What would you expect it to do? Seems to be a non-issue, gcc flags that
nonsense just fine

vs.c: In function ‘v’:
vs.c:5:18: warning: conversion lacks type at end of format [-Wformat=]
5 | x = sscanf(s, "%l% %d", &y);
| ^
vs.c:5:20: warning: unknown conversion type character ‘ ’ in format
[-Wformat=]
5 | x = sscanf(s, "%l% %d", &y);
| ^

> 6. accepts %<width><modifier>n (and combinations)

Again, non-issue (warning: field width used with ‘%n’ gnu_scanf format)

> 7. doesn't scan the input for %[...]n

? What's that supposed to mean.

> 8. uses simple_strto[u]l for the conversion modifier z, i.e. assigns
> uint32_t to size_t, resulting in truncation

Where do you see uint32_t?

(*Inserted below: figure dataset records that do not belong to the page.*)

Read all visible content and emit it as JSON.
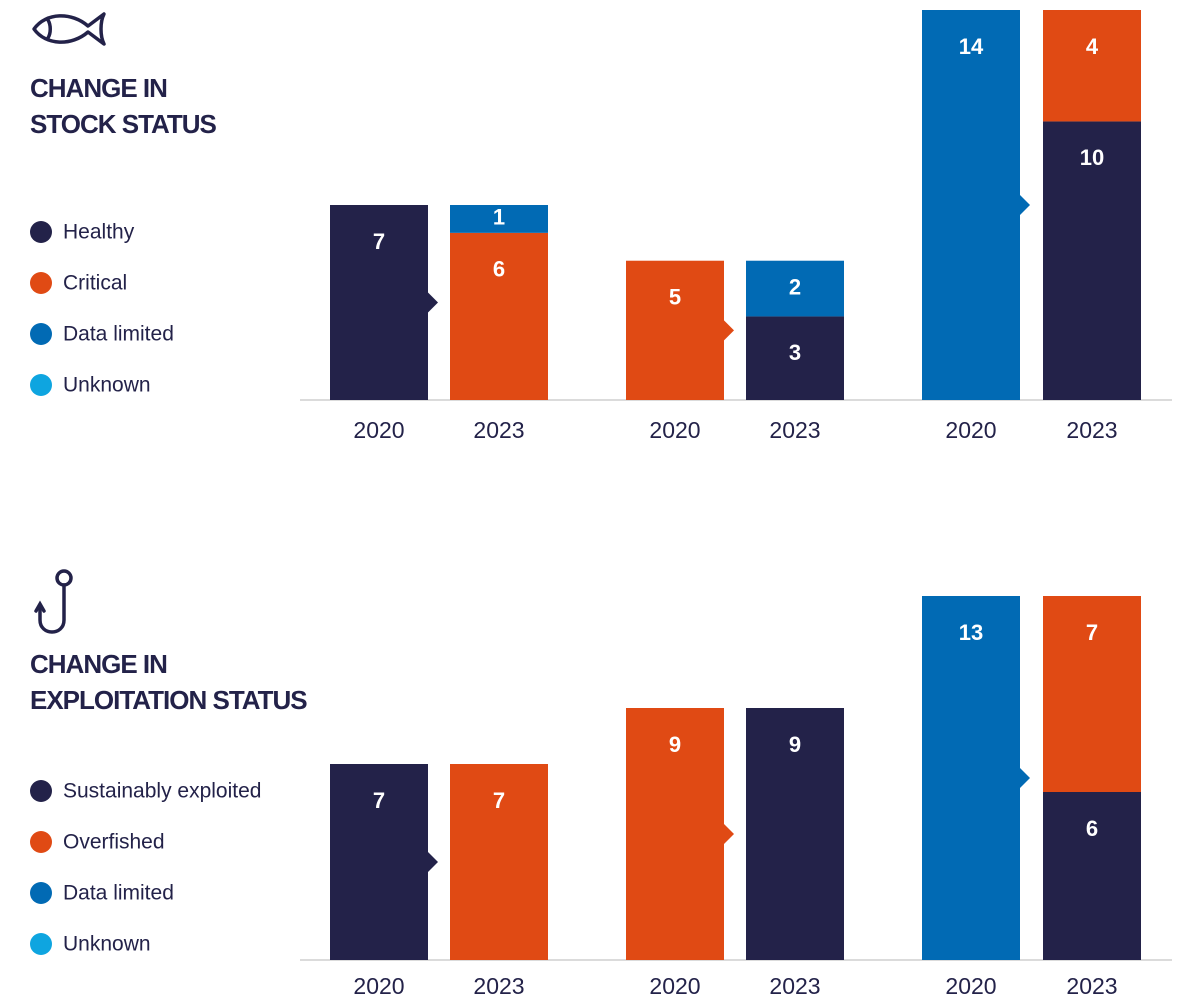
{
  "chart_data": [
    {
      "type": "bar",
      "stacked": true,
      "title": [
        "CHANGE IN",
        "STOCK STATUS"
      ],
      "categories": [
        "2020",
        "2023",
        "2020",
        "2023",
        "2020",
        "2023"
      ],
      "series": [
        {
          "name": "Healthy",
          "color": "#232249",
          "values": [
            7,
            null,
            null,
            3,
            null,
            10
          ]
        },
        {
          "name": "Critical",
          "color": "#e04a14",
          "values": [
            null,
            6,
            5,
            null,
            null,
            4
          ]
        },
        {
          "name": "Data limited",
          "color": "#016ab4",
          "values": [
            null,
            1,
            null,
            2,
            14,
            null
          ]
        },
        {
          "name": "Unknown",
          "color": "#0ea5e0",
          "values": [
            null,
            null,
            null,
            null,
            null,
            null
          ]
        }
      ],
      "ylim": [
        0,
        14
      ]
    },
    {
      "type": "bar",
      "stacked": true,
      "title": [
        "CHANGE IN",
        "EXPLOITATION STATUS"
      ],
      "categories": [
        "2020",
        "2023",
        "2020",
        "2023",
        "2020",
        "2023"
      ],
      "series": [
        {
          "name": "Sustainably exploited",
          "color": "#232249",
          "values": [
            7,
            null,
            null,
            9,
            null,
            6
          ]
        },
        {
          "name": "Overfished",
          "color": "#e04a14",
          "values": [
            null,
            7,
            9,
            null,
            null,
            7
          ]
        },
        {
          "name": "Data limited",
          "color": "#016ab4",
          "values": [
            null,
            null,
            null,
            null,
            13,
            null
          ]
        },
        {
          "name": "Unknown",
          "color": "#0ea5e0",
          "values": [
            null,
            null,
            null,
            null,
            null,
            null
          ]
        }
      ],
      "ylim": [
        0,
        13
      ]
    }
  ]
}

The code is

val.u = qualifier != 'L' ?
simple_strtoul(str, &next, base) :
simple_strtoull(str, &next, base);

case 'z':
*va_arg(args, size_t *) = val.u;
break;

so the conversion is done with simple_strtoul which return "unsigned
long". And size_t is either a typedef for "unsigned long" or "unsigned
int", so yes, of course a truncation may happen, but if the value
actually fits in a size_t, it also fits in unsigned long (as returned
from simple_strtoul) and unsigned long long (as stored in val.u).